Exploiting gene-environment independence for analysis of case-control studies: an empirical Bayes-type shrinkage estimator to trade-off between bias and efficiency.
- Department of Biostatistics, University of Michigan, Ann Arbor, Michigan 48109, U.S.A. email: bhramar@umich.edu.
- Division of Cancer Epidemiology and Genetics, National Cancer Institute, National Institutes of Health, Department of Health and Human Services, Rockville, Maryland 20852, U.S.A. email: chattern@mail.nih.gov.

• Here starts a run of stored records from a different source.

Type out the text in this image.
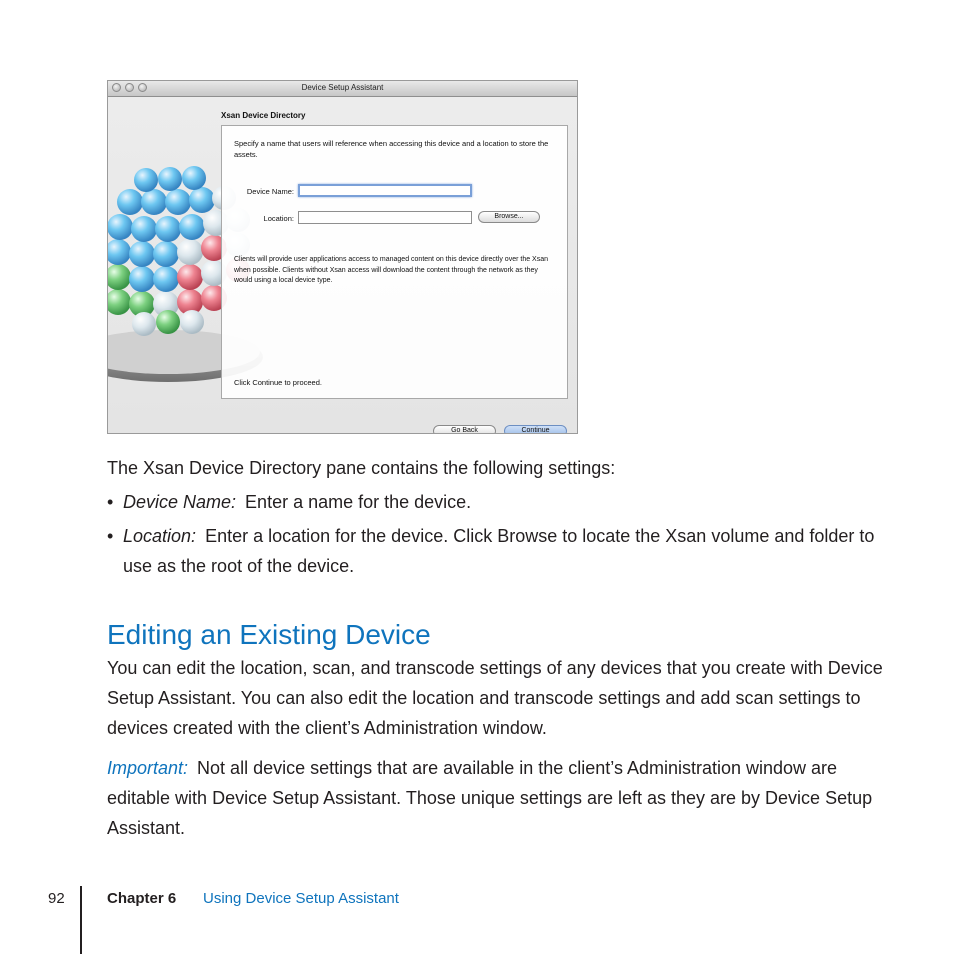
Device Setup Assistant
Xsan Device Directory
Specify a name that users will reference when accessing this device and a location to store the assets.
Device Name:
Location:	Browse...
Clients will provide user applications access to managed content on this device directly over the Xsan when possible. Clients without Xsan access will download the content through the network as they would using a local device type.
Click Continue to proceed.
Go Back	Continue
The Xsan Device Directory pane contains the following settings:
• Device Name: Enter a name for the device.
• Location: Enter a location for the device. Click Browse to locate the Xsan volume and folder to use as the root of the device.
Editing an Existing Device
You can edit the location, scan, and transcode settings of any devices that you create with Device Setup Assistant. You can also edit the location and transcode settings and add scan settings to devices created with the client’s Administration window.
Important: Not all device settings that are available in the client’s Administration window are editable with Device Setup Assistant. Those unique settings are left as they are by Device Setup Assistant.
92	Chapter 6 Using Device Setup Assistant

Standard prospective logistic regression analysis of case-control data often leads to very imprecise estimates of gene-environment interactions due to small numbers of cases or controls in cells of crossing genotype and exposure. In contrast, under the assumption of gene-environment independence, modern "retrospective" methods, including the "case-only" approach, can estimate the interaction parameters much more precisely, but they can be seriously biased when the underlying assumption of gene-environment independence is violated. In this article, we propose a novel empirical Bayes-type shrinkage estimator to analyze case-control data that can relax the gene-environment independence assumption in a data-adaptive fashion. In the special case, involving a binary gene and a binary exposure, the method leads to an estimator of the interaction log odds ratio parameter in a simple closed form that corresponds to an weighted average of the standard case-only and case-control estimators. We also describe a general approach for deriving the new shrinkage estimator and its variance within the retrospective maximum-likelihood framework developed by Chatterjee and Carroll (2005, Biometrika92, 399-418). Both simulated and real data examples suggest that the proposed estimator strikes a balance between bias and efficiency depending on the true nature of the gene-environment association and the sample size for a given study.